At shortly after 5pm on Sunday the ground gave way under the Stormont Castle Talks.
Just hours previously, an insider had given me his assessment of this dialogue and the chances of agreement: “I think we are in theatre at this point,” he said.
Surgery – I asked.
No, more the last-minute drama of negotiations was the gist of his response.
“We’ll know in 24 hours,” he added.
We knew much sooner than that.
The signal came around lunch time.
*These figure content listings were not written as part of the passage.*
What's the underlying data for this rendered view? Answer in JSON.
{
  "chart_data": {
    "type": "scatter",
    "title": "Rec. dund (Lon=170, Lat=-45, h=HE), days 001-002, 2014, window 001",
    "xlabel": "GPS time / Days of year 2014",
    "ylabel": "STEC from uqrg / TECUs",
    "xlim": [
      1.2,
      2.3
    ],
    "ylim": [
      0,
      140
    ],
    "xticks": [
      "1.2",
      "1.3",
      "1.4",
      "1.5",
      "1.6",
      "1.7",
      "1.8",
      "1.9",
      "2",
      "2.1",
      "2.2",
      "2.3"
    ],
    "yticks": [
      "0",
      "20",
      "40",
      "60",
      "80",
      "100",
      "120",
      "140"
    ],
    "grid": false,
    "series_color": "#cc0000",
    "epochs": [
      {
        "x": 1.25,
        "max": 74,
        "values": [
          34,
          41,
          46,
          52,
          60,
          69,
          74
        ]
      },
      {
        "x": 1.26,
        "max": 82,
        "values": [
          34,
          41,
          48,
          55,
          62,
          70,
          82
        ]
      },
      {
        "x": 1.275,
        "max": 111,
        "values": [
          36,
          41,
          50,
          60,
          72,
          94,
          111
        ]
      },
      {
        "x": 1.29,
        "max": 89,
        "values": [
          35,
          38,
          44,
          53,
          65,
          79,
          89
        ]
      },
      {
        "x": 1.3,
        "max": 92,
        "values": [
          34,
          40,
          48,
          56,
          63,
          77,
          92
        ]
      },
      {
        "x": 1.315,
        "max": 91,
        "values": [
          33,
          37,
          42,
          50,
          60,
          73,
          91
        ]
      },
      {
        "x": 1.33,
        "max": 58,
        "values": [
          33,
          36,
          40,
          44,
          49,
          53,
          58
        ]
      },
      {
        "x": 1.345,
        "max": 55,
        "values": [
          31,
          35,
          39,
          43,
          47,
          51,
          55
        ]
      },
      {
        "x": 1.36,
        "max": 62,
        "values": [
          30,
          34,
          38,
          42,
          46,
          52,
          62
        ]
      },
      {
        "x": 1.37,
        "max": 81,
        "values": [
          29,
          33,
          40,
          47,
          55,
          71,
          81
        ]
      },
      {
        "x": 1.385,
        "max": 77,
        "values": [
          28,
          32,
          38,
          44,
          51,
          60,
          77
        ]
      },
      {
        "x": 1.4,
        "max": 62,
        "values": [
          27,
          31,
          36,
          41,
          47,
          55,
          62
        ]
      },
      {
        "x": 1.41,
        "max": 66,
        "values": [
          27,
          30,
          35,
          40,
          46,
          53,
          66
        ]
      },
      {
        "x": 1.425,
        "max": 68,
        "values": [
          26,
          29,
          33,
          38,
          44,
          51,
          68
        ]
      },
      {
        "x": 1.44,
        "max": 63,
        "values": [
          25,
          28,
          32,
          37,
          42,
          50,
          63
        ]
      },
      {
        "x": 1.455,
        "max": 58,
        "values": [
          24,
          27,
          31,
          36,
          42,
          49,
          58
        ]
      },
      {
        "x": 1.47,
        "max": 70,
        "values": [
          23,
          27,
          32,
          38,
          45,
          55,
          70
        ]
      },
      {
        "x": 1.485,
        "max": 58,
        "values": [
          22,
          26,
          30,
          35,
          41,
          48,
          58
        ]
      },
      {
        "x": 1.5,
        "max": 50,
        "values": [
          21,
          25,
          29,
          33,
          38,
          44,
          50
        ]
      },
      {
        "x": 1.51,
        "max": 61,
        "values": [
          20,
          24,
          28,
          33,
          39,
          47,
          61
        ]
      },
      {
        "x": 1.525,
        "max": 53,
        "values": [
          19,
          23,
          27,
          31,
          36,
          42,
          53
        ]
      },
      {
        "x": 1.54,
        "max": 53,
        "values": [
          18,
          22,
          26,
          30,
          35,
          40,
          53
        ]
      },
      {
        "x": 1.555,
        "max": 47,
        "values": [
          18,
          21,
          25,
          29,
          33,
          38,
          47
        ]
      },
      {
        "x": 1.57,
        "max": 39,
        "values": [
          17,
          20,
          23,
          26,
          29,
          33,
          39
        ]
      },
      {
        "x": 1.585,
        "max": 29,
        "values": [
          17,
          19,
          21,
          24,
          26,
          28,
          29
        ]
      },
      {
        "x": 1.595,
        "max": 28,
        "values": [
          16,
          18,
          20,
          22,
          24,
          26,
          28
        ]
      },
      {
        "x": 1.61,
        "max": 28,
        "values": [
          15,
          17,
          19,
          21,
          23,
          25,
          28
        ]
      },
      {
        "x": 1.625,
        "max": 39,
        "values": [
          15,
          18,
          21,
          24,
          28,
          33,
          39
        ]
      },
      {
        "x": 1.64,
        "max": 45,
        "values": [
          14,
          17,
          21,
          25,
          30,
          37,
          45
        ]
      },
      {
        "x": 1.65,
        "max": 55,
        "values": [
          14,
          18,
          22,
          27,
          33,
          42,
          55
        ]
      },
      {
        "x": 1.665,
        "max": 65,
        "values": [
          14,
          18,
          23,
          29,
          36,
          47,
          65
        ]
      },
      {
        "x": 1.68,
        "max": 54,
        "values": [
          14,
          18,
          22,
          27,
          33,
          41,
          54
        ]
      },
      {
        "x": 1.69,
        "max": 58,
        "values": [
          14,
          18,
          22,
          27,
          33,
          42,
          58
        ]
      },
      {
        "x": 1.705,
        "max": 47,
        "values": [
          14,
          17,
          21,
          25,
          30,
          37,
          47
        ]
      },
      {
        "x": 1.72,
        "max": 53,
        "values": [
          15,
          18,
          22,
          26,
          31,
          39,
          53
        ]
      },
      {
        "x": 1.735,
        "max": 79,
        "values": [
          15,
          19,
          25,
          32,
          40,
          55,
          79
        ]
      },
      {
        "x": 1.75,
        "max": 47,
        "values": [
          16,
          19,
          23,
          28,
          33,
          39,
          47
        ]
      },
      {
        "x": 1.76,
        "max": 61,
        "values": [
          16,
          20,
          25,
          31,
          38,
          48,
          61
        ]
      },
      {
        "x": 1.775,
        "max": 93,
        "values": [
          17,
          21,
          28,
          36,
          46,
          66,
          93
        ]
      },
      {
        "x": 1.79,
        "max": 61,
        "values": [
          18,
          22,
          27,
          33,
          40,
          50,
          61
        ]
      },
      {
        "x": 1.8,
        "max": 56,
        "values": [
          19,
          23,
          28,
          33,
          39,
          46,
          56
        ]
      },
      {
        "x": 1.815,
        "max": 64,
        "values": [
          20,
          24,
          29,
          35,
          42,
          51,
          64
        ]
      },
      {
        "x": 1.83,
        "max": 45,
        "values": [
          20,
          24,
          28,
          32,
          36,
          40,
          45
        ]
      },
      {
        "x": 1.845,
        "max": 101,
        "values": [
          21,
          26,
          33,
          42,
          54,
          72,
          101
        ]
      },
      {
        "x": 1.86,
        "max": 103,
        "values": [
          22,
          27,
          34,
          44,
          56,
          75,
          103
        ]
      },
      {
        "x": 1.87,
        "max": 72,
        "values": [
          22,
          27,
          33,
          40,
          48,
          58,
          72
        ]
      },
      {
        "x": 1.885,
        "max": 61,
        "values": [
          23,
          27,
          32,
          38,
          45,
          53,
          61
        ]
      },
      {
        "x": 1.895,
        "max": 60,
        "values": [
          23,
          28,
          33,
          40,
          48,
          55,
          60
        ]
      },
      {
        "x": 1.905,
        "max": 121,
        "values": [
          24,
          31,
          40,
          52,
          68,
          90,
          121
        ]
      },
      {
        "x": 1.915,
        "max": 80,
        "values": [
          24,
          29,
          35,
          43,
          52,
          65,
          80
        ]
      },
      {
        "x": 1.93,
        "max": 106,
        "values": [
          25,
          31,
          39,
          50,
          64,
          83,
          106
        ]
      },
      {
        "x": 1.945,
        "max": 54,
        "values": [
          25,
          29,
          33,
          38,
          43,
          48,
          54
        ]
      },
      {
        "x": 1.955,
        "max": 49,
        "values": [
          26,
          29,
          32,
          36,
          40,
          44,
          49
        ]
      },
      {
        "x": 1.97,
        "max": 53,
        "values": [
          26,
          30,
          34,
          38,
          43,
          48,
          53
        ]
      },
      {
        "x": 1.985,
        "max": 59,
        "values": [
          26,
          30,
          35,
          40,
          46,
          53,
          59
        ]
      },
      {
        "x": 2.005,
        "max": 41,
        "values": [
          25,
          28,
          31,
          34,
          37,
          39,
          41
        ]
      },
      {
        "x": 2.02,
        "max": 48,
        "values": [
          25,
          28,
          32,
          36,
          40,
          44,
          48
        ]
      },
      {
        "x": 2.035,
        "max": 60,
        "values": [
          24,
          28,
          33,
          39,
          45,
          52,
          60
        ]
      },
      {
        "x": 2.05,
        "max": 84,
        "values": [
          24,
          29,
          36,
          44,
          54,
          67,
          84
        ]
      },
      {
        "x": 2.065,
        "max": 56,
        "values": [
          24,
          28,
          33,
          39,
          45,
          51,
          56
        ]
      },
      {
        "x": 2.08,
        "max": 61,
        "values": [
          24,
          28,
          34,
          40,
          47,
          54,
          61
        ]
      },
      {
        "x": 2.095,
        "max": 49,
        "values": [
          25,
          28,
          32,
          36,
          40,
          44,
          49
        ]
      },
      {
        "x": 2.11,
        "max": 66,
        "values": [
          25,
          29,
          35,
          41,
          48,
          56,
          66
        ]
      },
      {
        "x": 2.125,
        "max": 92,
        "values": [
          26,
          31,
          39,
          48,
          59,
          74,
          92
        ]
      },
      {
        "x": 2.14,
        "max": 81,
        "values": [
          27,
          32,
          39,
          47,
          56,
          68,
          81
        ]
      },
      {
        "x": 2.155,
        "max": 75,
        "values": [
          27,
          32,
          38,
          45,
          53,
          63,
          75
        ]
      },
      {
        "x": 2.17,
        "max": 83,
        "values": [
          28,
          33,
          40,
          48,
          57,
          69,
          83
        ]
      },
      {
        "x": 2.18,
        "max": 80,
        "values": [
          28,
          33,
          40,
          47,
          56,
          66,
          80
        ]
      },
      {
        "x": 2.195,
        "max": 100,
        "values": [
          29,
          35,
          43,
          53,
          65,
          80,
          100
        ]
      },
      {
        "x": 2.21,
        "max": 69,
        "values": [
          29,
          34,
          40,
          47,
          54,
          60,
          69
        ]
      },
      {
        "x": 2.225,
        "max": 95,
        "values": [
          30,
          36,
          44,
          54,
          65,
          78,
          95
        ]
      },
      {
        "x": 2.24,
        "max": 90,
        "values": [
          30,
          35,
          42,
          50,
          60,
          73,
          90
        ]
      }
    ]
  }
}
A statement from Gerry Adams that there had been “no substantive progress across all of the key issues” – and a statement in which he spoke of “grave concern”.
Hours later, the party’s leader in the north Michelle O’Neill coloured in the detail, saying the talks process had run its course and that Sinn Fein would not be nominating for the position of Speaker or for Executive Office as of now.
Ms O’Neill said the governments and the DUP had failed in their approach to the talks; something put more bluntly by a party source: “They don’t f***ing get it,” he said.
What now? What next?
Well it is clear that the type of patch-up negotiation that has been tolerated in the past will no longer do.
“Everything has changed,” a republican commented.
So, no return to the status quo means what it says on the tin.
The battle for a stand-alone or self-standing Irish Language Act was not won in these talks. Nor has the detail of a legacy process been agreed.
On this issue, there is talk that Secretary of State James Brokenshire will now opt for some type of public engagement. It needs much more than that.
It needs a completely different approach and it needs to be taken away from the governments and the political parties.
How many times do they need to fail on this issue to get the message they can’t – or more accurately – won’t agree on this issue.
This needs an international approach. It needs a realistic assessment of what information will be released from the many corners of the conflict period and it needs to address the issue of imprisonment. What it does not need is a process controlled by the British Government – a player pretending it is a referee.
These talks were not going to deliver a comprehensive implementation agreement within a three week time frame. There was too much to do and not enough time to do it.
Ulster Unionist negotiator Tom Elliott made that clear on Friday: “There’s a long way to go on this,” he said – “but a short time to do it.”
Asked, those few days ago, about the potential of a deal by Monday, he replied “limited”.
There is a decision to be made now on another election or some other next step.
Who wants Stormont mostly? Who needs it mostly?
There is time now to think about those questions.
To reflect on how politics has changed utterly since the Martin McGuinness resignation and the election that followed.
And to think about the type of change and implementation of agreements that will be needed if this political Humpy-Dumpty is to be put back together again.